Each year I read the Annual Report on the State of the Legal Market presented by The Center for the Study of the Legal Profession at the Georgetown University Law Center and Thomson Reuters Peer Monitor.
I wrote about the 2015 report last June: Clients: The Problem with Law Firms Rewarding Hours.
Here is a link to the 2016 Report which every law firm leader must read. If the report last year was pessimistic, the 2016 report is even more pessimistic.
As in some of the previous reports, the researchers state:
Increasingly, clients are demanding more “value” in return for their legal spend, and by value they mean greater efficiency, predictability, and cost effectiveness in the delivery of legal services.
The researchers find that law firms are reacting to this new environment passively if at all. Having begun the 2016 report by describing the demise of Kodak, the researchers suggest:
The reactions of the law firm market to the rapidly changing environment in which firms operate parallels in some respects the story of Kodak.

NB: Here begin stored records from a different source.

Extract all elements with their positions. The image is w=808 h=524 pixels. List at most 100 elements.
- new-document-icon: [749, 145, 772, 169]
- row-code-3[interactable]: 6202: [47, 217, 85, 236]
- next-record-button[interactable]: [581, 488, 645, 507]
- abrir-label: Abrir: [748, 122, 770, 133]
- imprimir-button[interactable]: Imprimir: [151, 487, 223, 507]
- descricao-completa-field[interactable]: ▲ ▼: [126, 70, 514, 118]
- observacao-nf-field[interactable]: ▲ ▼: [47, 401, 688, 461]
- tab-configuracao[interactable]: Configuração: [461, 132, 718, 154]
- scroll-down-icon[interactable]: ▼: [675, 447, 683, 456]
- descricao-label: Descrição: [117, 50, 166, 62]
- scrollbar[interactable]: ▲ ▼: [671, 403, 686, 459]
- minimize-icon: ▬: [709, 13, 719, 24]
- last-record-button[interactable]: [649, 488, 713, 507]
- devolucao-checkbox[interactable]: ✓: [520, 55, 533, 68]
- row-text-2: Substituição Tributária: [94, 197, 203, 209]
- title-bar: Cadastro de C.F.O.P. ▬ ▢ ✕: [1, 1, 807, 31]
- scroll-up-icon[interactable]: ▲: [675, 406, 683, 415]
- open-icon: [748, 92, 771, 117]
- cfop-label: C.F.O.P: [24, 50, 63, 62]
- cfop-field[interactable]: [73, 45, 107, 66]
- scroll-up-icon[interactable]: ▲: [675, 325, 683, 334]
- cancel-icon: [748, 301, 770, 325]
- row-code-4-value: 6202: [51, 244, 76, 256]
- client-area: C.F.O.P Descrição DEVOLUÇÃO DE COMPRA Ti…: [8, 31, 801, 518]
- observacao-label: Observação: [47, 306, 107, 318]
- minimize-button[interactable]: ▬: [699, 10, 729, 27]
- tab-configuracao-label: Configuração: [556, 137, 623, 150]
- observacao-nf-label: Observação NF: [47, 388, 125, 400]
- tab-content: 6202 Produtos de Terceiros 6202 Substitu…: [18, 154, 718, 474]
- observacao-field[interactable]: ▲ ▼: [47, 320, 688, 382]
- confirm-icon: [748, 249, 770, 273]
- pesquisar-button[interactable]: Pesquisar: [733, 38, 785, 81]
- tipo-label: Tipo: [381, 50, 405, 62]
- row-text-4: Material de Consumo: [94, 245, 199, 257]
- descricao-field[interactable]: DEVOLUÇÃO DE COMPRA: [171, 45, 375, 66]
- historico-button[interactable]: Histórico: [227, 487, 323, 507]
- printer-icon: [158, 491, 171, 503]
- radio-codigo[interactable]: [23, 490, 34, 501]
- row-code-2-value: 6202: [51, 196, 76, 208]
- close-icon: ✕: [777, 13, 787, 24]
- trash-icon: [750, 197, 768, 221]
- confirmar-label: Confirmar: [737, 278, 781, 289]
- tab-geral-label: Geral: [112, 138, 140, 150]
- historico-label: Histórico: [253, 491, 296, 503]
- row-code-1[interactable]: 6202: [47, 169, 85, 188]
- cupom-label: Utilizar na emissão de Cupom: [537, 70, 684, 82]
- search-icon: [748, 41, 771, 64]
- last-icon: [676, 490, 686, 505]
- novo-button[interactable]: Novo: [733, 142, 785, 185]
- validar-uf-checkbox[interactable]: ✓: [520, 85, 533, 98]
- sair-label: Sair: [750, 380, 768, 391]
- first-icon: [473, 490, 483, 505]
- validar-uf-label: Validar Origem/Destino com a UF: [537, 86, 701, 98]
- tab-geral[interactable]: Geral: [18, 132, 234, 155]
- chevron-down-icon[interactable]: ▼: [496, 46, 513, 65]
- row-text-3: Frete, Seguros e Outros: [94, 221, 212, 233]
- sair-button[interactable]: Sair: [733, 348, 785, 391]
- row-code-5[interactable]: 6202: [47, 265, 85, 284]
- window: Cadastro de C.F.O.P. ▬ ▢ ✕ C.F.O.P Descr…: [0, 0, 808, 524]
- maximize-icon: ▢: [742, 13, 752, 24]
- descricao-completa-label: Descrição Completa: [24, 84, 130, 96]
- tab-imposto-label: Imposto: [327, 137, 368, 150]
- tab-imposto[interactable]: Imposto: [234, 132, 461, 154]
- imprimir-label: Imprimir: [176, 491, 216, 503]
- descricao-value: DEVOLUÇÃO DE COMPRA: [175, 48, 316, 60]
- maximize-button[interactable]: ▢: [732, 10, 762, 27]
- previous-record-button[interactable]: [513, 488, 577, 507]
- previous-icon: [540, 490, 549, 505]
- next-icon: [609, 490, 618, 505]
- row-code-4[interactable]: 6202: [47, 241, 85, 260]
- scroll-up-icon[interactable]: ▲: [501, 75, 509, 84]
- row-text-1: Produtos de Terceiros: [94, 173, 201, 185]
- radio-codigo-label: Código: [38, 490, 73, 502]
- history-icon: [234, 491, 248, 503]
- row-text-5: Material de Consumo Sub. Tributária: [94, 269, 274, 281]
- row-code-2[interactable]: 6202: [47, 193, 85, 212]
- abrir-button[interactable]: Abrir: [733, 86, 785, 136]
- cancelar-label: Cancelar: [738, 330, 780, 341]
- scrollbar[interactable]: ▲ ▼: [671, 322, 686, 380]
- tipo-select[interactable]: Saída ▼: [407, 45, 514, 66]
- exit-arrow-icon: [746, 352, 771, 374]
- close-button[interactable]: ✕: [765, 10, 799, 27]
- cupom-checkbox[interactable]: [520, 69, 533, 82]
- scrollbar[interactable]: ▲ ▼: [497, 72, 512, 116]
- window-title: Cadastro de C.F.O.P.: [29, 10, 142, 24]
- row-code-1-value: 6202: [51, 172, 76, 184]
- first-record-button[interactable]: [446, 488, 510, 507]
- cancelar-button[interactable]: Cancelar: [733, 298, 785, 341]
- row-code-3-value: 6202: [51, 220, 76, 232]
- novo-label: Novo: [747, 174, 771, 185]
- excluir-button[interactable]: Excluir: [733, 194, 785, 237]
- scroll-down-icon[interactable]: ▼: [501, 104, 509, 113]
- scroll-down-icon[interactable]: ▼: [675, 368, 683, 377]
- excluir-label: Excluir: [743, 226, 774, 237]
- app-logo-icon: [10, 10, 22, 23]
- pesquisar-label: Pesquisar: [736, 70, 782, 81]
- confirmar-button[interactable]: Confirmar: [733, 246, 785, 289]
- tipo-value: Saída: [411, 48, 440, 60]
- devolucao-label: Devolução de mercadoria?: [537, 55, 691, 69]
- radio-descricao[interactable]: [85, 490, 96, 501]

I could share with you many other quotes warning law firms they need to change and change quickly. But, you and your colleagues need to read the report.
With your clients are demanding greater efficiency, predictability and cost effectiveness, what can you do?
Clearly the law firms who embrace and proactively meet those demands will quickly differentiate themselves.
I believe one way to become more efficient, predictable and cost effective is to hire the most highly motivated lawyers and train, develop and retain that talent.
Instead of managing lawyers, firms need to change their focus to leading, coaching and mentoring them.
There are four things over which your law firm complete control:
- To whom your firm makes offers to hire,
- How well you train and motivate their lawyers and staff,
- How efficient, predictable and cost effective you are
- And, whether you embrace these changes in a proactive way or wait for your clients to insist that you change.
George Bernard Shaw famously said, and Robert Kennedy ended each of his speeches with:
“You see things; and you say, Why? But, I dream things that never were; and I say, ˜Why not?”
According to the report, most law firms see these signs of growing client dissatisfaction as problems. I see them as a tremendous opportunity for law firms open to changing their focus from profits-per-partner to service, cooperation and collaboration.
Interestingly, I believe over time making that change will actually result in greater profits per partner.